Avram and Sarai in Egypt

Sponsored by Hanna Hollander in memory of Yosef Meltser, loving father, husband and grandfather. May his neshama have an aliya

Shortly after Avram and Sarai arrive in the Land of C’naan, there is a famine so Avram takes Sarai down to Egypt. Avram tells Sarai to act as his sister so that the Egyptians won’t kill him in order to take her. Pharaoh’s officials take Sarai to Pharaoh. God then afflicts Pharaoh and his household with severe plagues. Pharaoh figures out that Sarai is really Avram’s wife and he sends them and all of their possessions out of Egypt.

Professor Rabbi Moshe David Cassuto points out that there are many similarities between the story of Avram and Sarai going down to Egypt during the famine in Parshat Lech Lecha, the account of the twelve tribes going down to Egypt due to a famine at the end of the Book of Breisheet and the description of the Exodus in the Book of Shmot.

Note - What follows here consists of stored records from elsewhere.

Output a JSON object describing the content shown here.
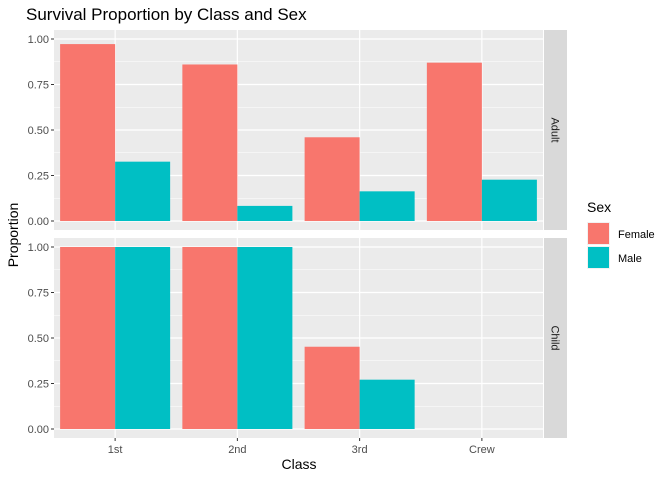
{
  "chart_data": {
    "type": "bar",
    "title": "Survival Proportion by Class and Sex",
    "xlabel": "Class",
    "ylabel": "Proportion",
    "categories": [
      "1st",
      "2nd",
      "3rd",
      "Crew"
    ],
    "ylim": [
      0,
      1
    ],
    "yticks": [
      "0.00",
      "0.25",
      "0.50",
      "0.75",
      "1.00"
    ],
    "grid": true,
    "legend": {
      "title": "Sex",
      "position": "right",
      "entries": [
        {
          "name": "Female",
          "color": "#F8766D"
        },
        {
          "name": "Male",
          "color": "#00BFC4"
        }
      ]
    },
    "panels": [
      {
        "label": "Adult",
        "series": [
          {
            "name": "Female",
            "values": [
              0.972,
              0.86,
              0.46,
              0.87
            ]
          },
          {
            "name": "Male",
            "values": [
              0.326,
              0.083,
              0.163,
              0.227
            ]
          }
        ]
      },
      {
        "label": "Child",
        "series": [
          {
            "name": "Female",
            "values": [
              1.0,
              1.0,
              0.452,
              null
            ]
          },
          {
            "name": "Male",
            "values": [
              1.0,
              1.0,
              0.271,
              null
            ]
          }
        ]
      }
    ]
  }
}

Below are a few similarities which especially stand out:

In Breisheet 12:10: There was a famine in the land. Avram went down to Egypt to live there temporarily, for the famine was severe in the land.”

In Breisheet 43:1: “The famine was severe in the land.”

In Breisheet 47:4: “They (Yosef’s brothers) said to Pharaoh: ‘We have come to live in the land temporarily, since there is no pasture for your servant’s flocks, because the famine is severe in the land of C’naan...”

When Avram left Egypt (Breisheet 13:1-2) “Avram went up from Egypt, he, his wife and all he had, together with Lot in the south. Avram was very wealthy in livestock, silver and gold.”

When B’nai Yisrael left Egypt, they received silver and gold as well.

B’nai Yisrael also went through the Negev.

In addition, we can’t ignore the fact that there were plagues in each story which pushed Pharaoh to let them leave.

B’nai Yisrael’s enslavement in Egypt was not a coincidence. It was already part of God’s plan in the days of Avraham.

Cassuto explains that the fact that Avram and Sarai were saved and that B’nai Yisrael were eventually redeemed from Egypt teaches us that God is ready to protect us from danger. This gives hope to future generations when they will be in similar situations.

It is important to note that while Cassuto made aliya in 1939 and many of his family members were saved from dangerous situations, his son, Nathan, a rabbi in Florence went into hiding until he was betrayed and killed in the Nazi death camps in 1943. Three of Nathan’s children were saved by family and were able to make aliya. Nathan’s wife survived the concentration camps but was killed in Israel in the Hadassah medical convoy massacre in 1948.

Although Cassuto did not have an easy life, he continued writing and his works made a tremendous contribution to Biblical scholarship. Cassuto had faith that God’s plans would fall into place and he hoped that God would continue to rescue us from our enemies just as He rescued our ancestors from Egypt.